Episodic Nature: Each episode ends after one shot, and the distance to the target is randomized at the beginning of each episode, providing diverse scenarios for the agent to learn from.

How it works

Initialization: At the start of each episode, the environment randomly selects a target distance and sets a random angle for the cannon.

Action: The agent specifies the initial speed of the cannonball. Simulation: The environment calculates the trajectory of the cannonball based on the given speed and the current angle, then updates the distance to the target.

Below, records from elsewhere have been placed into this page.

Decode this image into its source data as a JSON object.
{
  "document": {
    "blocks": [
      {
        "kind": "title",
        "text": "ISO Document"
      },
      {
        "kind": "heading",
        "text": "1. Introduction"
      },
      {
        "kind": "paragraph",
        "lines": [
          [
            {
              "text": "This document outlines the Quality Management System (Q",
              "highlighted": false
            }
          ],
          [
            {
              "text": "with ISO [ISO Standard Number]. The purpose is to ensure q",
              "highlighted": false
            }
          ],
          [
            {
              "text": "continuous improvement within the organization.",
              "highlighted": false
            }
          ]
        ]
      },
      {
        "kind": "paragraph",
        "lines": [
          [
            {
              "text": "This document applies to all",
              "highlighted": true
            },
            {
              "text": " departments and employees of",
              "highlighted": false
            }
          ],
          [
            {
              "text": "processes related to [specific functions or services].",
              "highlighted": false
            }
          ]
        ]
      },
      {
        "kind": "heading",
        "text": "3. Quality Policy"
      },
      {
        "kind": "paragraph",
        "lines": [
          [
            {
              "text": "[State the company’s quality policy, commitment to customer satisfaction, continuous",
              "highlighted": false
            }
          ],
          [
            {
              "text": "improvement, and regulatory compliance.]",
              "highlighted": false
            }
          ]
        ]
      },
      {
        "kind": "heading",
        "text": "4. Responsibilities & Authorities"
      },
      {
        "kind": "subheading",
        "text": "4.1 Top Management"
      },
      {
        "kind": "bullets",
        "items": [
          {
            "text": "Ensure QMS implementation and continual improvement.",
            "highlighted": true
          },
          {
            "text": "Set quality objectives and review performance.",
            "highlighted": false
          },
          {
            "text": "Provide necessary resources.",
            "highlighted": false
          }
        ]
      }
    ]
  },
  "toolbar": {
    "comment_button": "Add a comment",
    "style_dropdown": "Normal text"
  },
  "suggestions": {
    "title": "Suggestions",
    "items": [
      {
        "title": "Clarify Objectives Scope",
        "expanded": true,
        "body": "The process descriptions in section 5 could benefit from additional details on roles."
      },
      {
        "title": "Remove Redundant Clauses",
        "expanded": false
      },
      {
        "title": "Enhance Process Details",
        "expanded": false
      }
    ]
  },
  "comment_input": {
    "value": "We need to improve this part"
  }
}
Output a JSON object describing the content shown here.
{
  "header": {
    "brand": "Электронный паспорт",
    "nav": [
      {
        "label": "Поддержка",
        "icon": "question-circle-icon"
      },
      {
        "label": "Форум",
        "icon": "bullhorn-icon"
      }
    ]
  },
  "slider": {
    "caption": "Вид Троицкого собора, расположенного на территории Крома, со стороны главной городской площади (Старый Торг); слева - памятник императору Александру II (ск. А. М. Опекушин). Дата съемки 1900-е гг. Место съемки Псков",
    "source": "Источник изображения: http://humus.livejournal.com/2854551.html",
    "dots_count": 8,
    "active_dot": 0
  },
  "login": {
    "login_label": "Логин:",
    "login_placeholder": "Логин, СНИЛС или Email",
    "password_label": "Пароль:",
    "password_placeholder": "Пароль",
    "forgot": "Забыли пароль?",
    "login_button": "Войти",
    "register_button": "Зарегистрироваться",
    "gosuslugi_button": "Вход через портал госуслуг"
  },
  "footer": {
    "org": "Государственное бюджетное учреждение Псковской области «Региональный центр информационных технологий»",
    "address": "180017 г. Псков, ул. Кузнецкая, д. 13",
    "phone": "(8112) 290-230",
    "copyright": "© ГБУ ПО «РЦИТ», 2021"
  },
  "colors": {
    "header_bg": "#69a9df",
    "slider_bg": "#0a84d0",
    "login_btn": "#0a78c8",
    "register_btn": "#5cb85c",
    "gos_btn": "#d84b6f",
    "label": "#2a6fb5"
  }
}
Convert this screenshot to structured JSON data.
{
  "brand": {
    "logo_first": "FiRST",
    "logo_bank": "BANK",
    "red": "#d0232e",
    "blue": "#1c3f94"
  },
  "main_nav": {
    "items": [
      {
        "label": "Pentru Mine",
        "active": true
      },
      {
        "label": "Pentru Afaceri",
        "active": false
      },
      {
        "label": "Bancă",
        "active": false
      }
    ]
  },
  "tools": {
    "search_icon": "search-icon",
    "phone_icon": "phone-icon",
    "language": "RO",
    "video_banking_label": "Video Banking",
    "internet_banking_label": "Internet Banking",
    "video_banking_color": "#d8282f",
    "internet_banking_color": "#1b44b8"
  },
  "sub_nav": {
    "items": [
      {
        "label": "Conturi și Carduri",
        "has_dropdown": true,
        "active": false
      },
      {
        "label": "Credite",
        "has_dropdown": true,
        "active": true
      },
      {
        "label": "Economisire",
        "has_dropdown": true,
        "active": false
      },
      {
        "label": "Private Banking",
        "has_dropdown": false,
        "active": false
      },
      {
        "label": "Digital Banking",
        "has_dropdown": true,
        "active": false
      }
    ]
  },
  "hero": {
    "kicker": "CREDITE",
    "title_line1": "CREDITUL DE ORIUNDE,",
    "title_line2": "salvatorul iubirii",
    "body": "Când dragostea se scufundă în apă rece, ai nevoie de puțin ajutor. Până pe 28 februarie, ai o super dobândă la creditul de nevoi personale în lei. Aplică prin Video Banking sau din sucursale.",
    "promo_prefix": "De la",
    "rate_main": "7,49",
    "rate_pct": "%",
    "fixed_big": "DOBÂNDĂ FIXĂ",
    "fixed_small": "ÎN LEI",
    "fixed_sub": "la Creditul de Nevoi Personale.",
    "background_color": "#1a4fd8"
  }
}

Reward: A reward is given based on how close the cannonball lands to the target, with a higher reward for more accurate shots.

Episode Termination: Each episode ends after one shot, allowing the agent to immediately learn from the outcome and prepare for the next attempt.

Installation

Для того, чтобы установить среду необходимо выполнить следующую команду:

pip install -e .

Basic Usage

import gym
import gym_CannonBall
import math

env = gym.make('gym_CannonBall/CannonEnv-v0')

env.reset()
action = env.action_space.sample()
obs, reward, done, _,info = env.step(action)
print(f"Observation: {obs}, Reward: {reward}")
env.close()

About Cannon env

Среда представляет собой упрощенную модель выстрела ядра из пушки по заданному углу и расстоянию до цели. В качестве усложения к модели среды добавлен белый шум.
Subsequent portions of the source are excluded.